Strategie immer wieder anpassen

«Das Rückverfolgen der Kontakte ist nur eine von vielen Massnahmen, um die Corona-Pandemie einzugrenzen», sagt Kantonsarzt Thomas Plattner. Sie wirke zusammen mit der Schliessung der Läden und den geltenden Abstands- und Hygieneregeln. «Bei wenig Fällen ist sie die effizienteste.» Der Kanton Freiburg habe derzeit zwischen 50 und 80 Fälle pro Tag. «Wir waren auch schon bei 500», sagt er. Das Contact-Tracing und die Quarantäne-Anordnungen seien nach dem Lockdown letzten Frühling als eine Art individueller Lockdown eingesetzt worden und hätten gute Erfolge bei der Unterbrechung der Infektionsketten erzielt.

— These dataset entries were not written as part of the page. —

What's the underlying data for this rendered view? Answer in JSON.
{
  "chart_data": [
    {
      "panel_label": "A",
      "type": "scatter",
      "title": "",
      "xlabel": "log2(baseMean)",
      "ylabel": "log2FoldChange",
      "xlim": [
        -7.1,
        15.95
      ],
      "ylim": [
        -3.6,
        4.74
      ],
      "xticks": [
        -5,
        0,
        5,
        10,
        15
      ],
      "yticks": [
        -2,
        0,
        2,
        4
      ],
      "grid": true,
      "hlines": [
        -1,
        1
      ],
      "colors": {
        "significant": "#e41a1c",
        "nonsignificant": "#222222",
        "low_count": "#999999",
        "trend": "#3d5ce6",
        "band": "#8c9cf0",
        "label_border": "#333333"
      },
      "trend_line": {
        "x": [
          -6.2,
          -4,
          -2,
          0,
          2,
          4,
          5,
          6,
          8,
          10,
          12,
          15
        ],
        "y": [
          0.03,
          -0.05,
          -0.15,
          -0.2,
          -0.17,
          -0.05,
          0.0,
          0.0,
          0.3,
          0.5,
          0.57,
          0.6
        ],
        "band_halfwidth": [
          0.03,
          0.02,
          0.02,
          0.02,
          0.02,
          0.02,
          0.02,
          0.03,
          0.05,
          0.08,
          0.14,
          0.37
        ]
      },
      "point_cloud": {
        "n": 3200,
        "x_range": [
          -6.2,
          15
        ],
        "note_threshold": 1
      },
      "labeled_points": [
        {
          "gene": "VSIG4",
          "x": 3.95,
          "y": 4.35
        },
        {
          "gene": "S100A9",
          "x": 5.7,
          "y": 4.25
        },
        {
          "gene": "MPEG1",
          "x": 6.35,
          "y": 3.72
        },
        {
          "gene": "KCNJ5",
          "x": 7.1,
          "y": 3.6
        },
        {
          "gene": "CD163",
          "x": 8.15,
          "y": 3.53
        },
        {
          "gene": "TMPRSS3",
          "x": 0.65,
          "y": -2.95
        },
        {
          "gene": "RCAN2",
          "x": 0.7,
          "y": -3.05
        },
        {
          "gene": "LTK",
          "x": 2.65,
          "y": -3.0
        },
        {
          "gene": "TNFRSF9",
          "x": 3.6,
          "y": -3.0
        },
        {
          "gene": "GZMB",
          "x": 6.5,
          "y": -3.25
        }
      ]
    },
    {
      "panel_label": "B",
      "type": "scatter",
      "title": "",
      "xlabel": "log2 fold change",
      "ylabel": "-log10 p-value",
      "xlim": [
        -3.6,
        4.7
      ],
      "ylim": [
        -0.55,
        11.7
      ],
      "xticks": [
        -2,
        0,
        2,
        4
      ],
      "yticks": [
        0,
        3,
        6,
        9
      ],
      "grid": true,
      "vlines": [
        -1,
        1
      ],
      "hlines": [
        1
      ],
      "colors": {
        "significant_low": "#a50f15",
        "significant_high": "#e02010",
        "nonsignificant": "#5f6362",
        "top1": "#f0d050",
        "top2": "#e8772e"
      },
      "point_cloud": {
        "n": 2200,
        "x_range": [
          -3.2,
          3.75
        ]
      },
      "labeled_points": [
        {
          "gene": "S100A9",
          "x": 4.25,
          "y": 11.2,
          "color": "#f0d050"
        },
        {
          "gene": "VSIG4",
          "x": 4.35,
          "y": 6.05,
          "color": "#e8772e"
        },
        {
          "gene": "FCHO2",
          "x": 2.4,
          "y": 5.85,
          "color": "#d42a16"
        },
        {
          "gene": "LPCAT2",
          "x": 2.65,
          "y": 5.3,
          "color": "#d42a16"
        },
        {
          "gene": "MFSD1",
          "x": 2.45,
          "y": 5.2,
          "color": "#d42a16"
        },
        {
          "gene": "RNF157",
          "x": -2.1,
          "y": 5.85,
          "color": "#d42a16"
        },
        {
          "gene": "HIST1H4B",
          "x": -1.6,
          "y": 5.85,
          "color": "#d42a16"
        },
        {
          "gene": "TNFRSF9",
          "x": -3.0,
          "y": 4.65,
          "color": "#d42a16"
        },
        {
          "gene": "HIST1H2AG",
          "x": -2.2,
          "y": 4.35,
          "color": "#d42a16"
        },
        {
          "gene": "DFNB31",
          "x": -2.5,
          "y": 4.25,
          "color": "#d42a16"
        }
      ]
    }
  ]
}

«Wir bewegen uns seit letztem März auf unbekanntem Terrain», sagt der Kantonsarzt. «Wir müssen die Strategie stets anpassen und neue Massnahmen treffen, in der Hoffnung, dass sie Wirkung zeigen.» Die Kommunikation mit der Bevölkerung sei schwierig, wenn es dauernd einen Kurswechsel gebe und etwas, was gestern noch galt, morgen nicht mehr gültig ist. im

Im Kanton Freiburg sind 173 Fälle des mutierten Virus bekannt

In der laufenden Woche sind bis Mittwochabend 271 Fälle von Corona festgestellt worden. Allein am Mittwoch gab es 102 neue Fälle, am meisten davon im Saanebezirk. Im Kanton Freiburg gibt es derzeit 173 Personen, die sich mit dem mutierten Coronavirus angesteckt haben, 20 befinden sich in Spitalpflege. Seit Beginn der Pandemie sind 449 Personen am Virus gestorben; derzeit gibt es noch keine Statistik, wie viele davon am mutierten Virus. Neun Freiburger Schulen und 30 Klassen sind von Corona betroffen. Es sind 39 Fälle mit der Virusmutation bekannt. im

Kommentare (3)

  • 04.02.2021-Jutzet

    Nun ich kann zwar gewisses Verständnis für die Verunsicherung/Verärgerung aufbringen, aber hört doch auf nur zu Jammern. Ja Herr Tobler, es wird Verantwortung abgeschoben, aber auch von jedem Einzelnen Bürger! Die EIGENverantwortung, oder halt der gesunde Menschenverstand, sollte irgendwo mal wieder aktiviert werden! Alles der Schule, dem Kanton, dem Bund oder wem auch immer abzuschieben ist doch etwas gar einfach (wieso sich nicht in Selbsquarantäne begeben wenn es ihres Erachtens dermassen klar ist? Fast jeder Arbeitgeber wäre wohl damit einverstanden gewesen oder wo möglich Homeoffice). Man stelle sich vor der Kanton hätte die Schule(n) aufgrund eines 1-2 Ansteckungen geschlossen (und schlussendlich wären vielleicht gar keine weiteren dazugekommen), der Aufschrei wäre nicht minder gross gewesen, da gehe ich jede wette ein! Auch „hochbezahlte“ Fachpersonen können nicht alles vorhersagen, vor allem wenn es es dazu keine oder kaum Erfahrungswerte gibt, dies können weder die Leute im Kanton, noch beim Bund, noch irgendwo auf der Welt. Ich bin der Ansicht, die Schweiz hat bisher einen recht guten Weg gefunden um die Wirtschaft zu stützen, die sozialen Kontakte nicht komplett einzuschränken und trotzdem auch das Gesundheitssystem nicht komplett zu überfordern.

  • 04.02.2021-Karl Siegenthaler

    Obwohl eine Genfer-Studie – die seit zwei Tagen vorliegt – belegt, dass Kinder bei der Verbreitung des Virus eine grosse Rolle spielen, argumentiert der Kantonsarzt diesbezüglich weiterhin differenziert. Sehr geehrter Herr Kantonsarzt Plattner; verfolgen Sie die Medien und Wissenschafts-Arbeiten oder sind wir Laien tatsächlich besser informiert als der Fachmann?